All right, the new Wikipedia sort is live on CrosswordNexus.com and this time I am allowing users to download the original list to play with offline. Now that I’ve played with it a bit, I have some ideas for next time that I’m going to gather here. If you have some ideas too, feel free to chip in.
First observation: I don’t like the distribution of scores. I actually made a histogram of the distribution which you can see here:
Looks okay, right? Except … the vast majority of the useful entries are clustered in the 97-100 range. That’s way too tight a range. Also, no one will care at all about pretty much anything scored 50 or below. That’s way too loose a range for the junk. So next time I need to tailor the histogram to make the bars on the right smaller and the bars on the left bigger.
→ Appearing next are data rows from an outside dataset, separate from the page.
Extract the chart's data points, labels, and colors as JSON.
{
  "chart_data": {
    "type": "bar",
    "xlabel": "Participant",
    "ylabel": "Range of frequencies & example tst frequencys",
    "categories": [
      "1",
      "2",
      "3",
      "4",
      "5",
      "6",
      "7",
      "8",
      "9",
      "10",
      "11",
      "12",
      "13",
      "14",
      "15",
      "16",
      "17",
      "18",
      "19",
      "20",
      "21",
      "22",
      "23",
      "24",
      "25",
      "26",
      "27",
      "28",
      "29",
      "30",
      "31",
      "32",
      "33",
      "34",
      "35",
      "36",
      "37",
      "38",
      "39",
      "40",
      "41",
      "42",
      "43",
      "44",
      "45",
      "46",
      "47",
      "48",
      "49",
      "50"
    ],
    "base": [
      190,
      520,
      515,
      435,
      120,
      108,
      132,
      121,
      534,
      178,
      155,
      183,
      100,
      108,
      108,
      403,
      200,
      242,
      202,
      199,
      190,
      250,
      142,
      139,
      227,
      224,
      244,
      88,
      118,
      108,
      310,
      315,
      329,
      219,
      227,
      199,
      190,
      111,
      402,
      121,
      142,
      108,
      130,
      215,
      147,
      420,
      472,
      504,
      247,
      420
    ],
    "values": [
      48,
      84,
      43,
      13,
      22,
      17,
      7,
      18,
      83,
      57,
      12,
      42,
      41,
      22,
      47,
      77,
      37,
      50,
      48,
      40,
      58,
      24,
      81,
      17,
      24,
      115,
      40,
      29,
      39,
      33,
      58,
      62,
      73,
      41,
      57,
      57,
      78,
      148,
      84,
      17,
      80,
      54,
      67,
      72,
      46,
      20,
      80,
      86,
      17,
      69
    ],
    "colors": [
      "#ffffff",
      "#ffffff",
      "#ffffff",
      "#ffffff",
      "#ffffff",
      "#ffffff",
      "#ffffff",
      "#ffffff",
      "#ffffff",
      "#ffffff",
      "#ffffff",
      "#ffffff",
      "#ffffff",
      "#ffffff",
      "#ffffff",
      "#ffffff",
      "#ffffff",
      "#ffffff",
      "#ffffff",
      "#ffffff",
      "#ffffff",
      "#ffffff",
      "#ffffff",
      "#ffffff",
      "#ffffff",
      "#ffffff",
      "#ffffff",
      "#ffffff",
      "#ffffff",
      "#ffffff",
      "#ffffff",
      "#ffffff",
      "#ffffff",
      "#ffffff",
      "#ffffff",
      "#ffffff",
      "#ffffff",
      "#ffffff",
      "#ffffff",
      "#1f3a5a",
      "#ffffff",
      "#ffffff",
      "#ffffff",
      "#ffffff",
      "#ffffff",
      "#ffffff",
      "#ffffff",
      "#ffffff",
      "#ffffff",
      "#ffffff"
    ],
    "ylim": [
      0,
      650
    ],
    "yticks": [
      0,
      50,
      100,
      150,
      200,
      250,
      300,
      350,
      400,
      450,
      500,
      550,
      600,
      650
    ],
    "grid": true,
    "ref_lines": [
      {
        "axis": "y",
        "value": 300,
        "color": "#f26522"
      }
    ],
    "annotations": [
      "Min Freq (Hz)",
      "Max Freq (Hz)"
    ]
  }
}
Of course, this will test my sorting algorithm — if it ranks things wrong there will be a bigger gap.
Second: Some things that we don’t want get too high a ranking. I mentioned in the last post that Wikipedia seems to have a bias toward geographical sites. But it also has a bias toward things Americans tend not to care about … notably, soccer. Romario, Ruud van Nistelrooy and Guus Hiddink all rate 100 on the site, and there’s no way they will ever appear in an American crossword.
Is there a fix to this? Not really … unless we cheat a little bit. One bit of information I didn’t use when making the current rankings is the list of categories assigned to each article. So I can simply add some logic in the code that says something like “If the article has a category that starts “Cities”, multiply the page length by 0.8, and if it has a category that ends “footballers”, multiply the page length by 0.5.” The intent is to bring these articles to a length that an American would assign to them if he were making the page. Will it hurt some legitimate articles? Of course. But it will help weed out some of the chaff as well.
Thoughts? Have you been playing with it any?
P.S. My son is doing very well. His cancer is in remission but he is at a high risk of infection, so we are being very careful. And right now he is in my arms and GO TO SLEEP WHY AREN’T YOU GOING TO SLEEP?!?
P.P.S. Have fun at the ACPT everyone!
P.P.P.S. “Weed out the chaff” is a terrible mixed metaphor.